KOTA BEKASI,CerminDemokrasi.com – Kasus dugaan pungutan liar (Pungli) yang melibatkan lima petugas Dinas Perhubungan (Dishub) Kota Bekasi dinilai hanya menjadi salah satu contoh dari tindakan menyimpang yang dilakukan oknum pegawai pemerintah. Untuk mencegah praktik pungli, Anggota Komisi I DPRD Kota Bekasi, Gilang Esa Mohammad meminta pemerintah kota (Pemkot) Bekasi segera mengambil langkah preventif terhadap seluruh pegawai ASN maupun P3K di jajarannya.

Dengan adanya peristiwa tersebut, Gilang menyatakan sangat prihatin adanya pungli yang hingga hari ini masih marak di Kota Bekasi. Meskipun para pelaku kini telah mendapatkan sanksi tegas dengan cara diberhentikan secara tidak hormat.

“Tapi sebenarnya yang kita inginkan sebagai anggota Komisi satu dan pengawas dari eksekutif. Kita berharap bahwa eksekutif ini jangan ketika ada temuan baru di sanksi, tapi melakukan pembinaan,” kata Gilang saat ditemui, Senin (03/8/2026).

Sebagai bentuk pengawasan DPRD, Gilang mendorong Pemkot Bekasi melakukan pembinaan kepada seluruh jajaran pegawai ASN maupun P3K demi mencegah terjadinya praktik pungli maupun suap dilingkungan kerja dengan dalih untuk mempermudah masyarakat memperoleh pelayanan.

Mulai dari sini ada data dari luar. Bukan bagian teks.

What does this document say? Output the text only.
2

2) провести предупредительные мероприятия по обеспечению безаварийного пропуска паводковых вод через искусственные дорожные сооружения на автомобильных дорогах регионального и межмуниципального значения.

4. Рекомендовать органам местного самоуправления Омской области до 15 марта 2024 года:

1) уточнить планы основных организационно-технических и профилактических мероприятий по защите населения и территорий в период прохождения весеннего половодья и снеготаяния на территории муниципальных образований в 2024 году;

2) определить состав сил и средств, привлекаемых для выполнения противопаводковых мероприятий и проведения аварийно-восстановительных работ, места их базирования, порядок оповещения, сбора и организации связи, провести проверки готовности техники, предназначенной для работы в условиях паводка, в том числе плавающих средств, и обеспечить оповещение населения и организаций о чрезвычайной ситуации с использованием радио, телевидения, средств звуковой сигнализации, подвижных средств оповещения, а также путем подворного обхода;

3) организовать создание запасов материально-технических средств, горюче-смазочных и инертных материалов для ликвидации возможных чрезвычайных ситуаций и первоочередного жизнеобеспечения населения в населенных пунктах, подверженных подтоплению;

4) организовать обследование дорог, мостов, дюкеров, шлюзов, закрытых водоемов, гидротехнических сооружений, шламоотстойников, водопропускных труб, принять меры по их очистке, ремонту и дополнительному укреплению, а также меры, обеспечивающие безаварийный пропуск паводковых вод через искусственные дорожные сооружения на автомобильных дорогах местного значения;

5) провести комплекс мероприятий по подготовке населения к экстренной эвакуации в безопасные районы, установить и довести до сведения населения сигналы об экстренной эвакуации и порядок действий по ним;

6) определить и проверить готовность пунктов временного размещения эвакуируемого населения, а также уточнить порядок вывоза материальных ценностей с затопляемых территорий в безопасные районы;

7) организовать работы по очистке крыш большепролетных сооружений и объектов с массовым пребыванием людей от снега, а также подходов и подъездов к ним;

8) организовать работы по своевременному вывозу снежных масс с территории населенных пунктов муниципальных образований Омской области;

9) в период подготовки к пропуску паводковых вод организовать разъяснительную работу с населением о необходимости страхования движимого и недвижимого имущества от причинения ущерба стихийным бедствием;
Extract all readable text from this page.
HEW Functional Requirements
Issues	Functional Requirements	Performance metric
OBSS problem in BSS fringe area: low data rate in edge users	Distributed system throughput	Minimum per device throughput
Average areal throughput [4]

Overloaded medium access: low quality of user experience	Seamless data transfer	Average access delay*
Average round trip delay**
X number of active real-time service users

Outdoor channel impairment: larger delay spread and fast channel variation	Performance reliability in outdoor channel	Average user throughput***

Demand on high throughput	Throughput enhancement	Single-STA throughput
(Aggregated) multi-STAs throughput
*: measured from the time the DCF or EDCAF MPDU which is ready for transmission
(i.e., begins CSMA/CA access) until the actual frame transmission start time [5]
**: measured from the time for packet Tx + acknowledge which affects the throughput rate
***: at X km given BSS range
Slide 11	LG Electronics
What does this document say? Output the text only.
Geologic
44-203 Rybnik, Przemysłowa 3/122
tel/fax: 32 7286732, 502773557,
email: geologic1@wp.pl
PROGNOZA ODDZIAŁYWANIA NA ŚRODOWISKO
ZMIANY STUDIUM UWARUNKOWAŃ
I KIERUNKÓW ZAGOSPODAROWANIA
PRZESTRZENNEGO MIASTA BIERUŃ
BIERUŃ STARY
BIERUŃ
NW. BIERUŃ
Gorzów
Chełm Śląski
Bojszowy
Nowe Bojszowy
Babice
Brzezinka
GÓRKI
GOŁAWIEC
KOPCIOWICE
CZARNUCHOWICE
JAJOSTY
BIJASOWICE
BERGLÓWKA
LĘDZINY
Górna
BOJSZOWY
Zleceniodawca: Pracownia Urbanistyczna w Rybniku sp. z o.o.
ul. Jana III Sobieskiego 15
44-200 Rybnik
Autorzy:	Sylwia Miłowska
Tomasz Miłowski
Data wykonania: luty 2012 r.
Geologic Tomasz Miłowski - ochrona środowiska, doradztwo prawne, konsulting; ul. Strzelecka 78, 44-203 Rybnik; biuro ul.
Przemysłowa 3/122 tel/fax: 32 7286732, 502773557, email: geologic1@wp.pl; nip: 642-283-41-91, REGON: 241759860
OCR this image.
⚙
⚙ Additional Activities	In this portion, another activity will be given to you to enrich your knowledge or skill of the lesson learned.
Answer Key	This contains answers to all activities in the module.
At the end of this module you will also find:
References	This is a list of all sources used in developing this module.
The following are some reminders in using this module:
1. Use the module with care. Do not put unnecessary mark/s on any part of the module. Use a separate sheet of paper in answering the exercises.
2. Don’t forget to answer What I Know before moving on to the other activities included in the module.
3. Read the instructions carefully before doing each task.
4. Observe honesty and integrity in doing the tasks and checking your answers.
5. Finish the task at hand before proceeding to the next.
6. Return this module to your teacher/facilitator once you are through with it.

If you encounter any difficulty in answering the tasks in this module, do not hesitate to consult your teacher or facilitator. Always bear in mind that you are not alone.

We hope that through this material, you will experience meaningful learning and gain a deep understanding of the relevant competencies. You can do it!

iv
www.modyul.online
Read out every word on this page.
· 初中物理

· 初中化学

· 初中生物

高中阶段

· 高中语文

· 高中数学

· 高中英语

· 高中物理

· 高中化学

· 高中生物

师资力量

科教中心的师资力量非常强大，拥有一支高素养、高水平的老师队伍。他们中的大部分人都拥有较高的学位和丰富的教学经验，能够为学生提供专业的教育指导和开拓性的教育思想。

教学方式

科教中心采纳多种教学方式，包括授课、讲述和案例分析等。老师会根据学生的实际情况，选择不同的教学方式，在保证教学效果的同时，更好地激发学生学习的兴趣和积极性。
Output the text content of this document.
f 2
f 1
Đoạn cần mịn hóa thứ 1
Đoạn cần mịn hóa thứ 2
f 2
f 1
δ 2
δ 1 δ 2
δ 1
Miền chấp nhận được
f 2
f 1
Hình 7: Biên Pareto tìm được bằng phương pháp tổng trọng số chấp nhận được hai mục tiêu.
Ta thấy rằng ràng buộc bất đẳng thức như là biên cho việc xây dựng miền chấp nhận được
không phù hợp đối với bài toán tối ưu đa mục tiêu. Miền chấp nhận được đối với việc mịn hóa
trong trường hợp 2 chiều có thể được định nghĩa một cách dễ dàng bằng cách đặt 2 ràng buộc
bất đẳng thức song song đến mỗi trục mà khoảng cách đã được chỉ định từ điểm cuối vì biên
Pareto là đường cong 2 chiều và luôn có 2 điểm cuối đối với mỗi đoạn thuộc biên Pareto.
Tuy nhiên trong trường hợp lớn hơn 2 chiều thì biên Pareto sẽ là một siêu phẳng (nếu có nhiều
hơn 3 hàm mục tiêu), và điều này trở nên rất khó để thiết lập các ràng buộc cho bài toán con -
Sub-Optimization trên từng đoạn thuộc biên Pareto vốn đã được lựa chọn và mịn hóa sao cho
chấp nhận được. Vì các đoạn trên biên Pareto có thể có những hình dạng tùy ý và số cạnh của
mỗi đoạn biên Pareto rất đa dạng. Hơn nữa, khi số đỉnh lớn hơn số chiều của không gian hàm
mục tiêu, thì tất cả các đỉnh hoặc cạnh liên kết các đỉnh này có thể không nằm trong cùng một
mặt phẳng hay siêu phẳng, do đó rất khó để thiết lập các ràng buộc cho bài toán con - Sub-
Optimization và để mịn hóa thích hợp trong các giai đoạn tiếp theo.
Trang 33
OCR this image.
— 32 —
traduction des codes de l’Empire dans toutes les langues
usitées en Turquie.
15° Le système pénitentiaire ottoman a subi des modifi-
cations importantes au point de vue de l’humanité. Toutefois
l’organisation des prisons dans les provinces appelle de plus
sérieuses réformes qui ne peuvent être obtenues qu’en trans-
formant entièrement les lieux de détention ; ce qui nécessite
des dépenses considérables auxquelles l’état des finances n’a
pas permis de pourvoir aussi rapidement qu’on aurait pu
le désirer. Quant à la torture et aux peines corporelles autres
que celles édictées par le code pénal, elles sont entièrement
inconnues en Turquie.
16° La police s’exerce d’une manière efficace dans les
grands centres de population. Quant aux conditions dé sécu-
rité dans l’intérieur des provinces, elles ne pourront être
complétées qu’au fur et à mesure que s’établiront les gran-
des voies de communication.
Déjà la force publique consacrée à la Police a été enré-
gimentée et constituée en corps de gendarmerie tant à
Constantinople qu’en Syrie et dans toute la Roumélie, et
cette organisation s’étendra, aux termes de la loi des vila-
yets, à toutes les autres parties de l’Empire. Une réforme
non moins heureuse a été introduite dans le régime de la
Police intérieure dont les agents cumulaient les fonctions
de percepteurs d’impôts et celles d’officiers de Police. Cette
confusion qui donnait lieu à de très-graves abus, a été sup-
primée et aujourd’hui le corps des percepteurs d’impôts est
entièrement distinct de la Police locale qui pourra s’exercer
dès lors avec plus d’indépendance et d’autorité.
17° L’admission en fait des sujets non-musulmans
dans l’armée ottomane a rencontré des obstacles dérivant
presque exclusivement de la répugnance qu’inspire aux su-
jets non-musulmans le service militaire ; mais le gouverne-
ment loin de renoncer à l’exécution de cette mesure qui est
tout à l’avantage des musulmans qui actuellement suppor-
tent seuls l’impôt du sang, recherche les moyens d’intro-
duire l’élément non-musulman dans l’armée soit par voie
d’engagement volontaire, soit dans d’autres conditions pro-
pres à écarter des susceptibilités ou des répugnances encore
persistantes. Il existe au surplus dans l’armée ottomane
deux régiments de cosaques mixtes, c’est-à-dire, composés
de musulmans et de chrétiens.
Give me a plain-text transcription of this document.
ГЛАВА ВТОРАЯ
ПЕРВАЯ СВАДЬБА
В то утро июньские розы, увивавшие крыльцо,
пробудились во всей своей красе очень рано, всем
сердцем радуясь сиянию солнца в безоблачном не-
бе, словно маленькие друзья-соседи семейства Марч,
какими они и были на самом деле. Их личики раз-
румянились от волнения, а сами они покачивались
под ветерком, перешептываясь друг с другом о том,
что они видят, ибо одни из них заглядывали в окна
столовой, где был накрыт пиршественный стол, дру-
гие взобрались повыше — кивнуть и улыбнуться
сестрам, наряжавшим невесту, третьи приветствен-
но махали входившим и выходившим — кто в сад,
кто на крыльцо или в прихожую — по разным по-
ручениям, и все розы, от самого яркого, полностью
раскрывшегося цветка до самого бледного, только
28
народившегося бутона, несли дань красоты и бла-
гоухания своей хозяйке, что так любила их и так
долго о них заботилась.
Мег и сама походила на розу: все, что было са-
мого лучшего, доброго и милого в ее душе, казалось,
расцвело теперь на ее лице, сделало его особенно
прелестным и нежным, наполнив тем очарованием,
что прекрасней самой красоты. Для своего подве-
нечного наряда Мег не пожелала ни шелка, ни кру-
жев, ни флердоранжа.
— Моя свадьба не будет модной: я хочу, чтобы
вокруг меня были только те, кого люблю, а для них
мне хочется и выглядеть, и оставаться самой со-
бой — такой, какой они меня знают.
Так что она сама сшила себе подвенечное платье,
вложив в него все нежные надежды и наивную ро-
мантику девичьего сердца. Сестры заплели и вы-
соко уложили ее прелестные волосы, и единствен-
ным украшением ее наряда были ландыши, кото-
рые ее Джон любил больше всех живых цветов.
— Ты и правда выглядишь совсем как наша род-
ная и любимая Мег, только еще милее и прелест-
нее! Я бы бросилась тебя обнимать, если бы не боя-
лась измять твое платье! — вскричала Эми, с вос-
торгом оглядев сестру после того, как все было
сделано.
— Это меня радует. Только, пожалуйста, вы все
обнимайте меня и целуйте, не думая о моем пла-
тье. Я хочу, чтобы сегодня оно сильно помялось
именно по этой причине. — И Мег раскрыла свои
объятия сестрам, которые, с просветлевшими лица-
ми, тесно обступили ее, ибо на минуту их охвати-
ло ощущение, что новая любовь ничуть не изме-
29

Ia juga mengajak masyarakat untuk bersama – sama melakukan pengawasan di semua bidang layanan pemerintahan agar hal serupa tidak kembali berulang dan menjadi preseden buruk bagi Kota Bekasi yang bermartabat dan seharusnya bebas pungli.

“Tapi ternyata menjadi sarang. Itu Rp1,7 (pungli Dishub) kan pas ditangkap kamera ya, padahal sebelum – sebelumnya banyak, dan ini menjadi bom waktu,”ujarnya.

Gilang Esa berharap, Wali Kota Bekasi bersama BKPSDM (Badan Kepegawaian dan Pengembangan Sumber Daya Manusia) sebagai pembina dari Aparatur Sipil Negara (ASN) dapat mengonsolidasikan para pegawainya agar tidak ada lagi pungli di Kota Bekasi.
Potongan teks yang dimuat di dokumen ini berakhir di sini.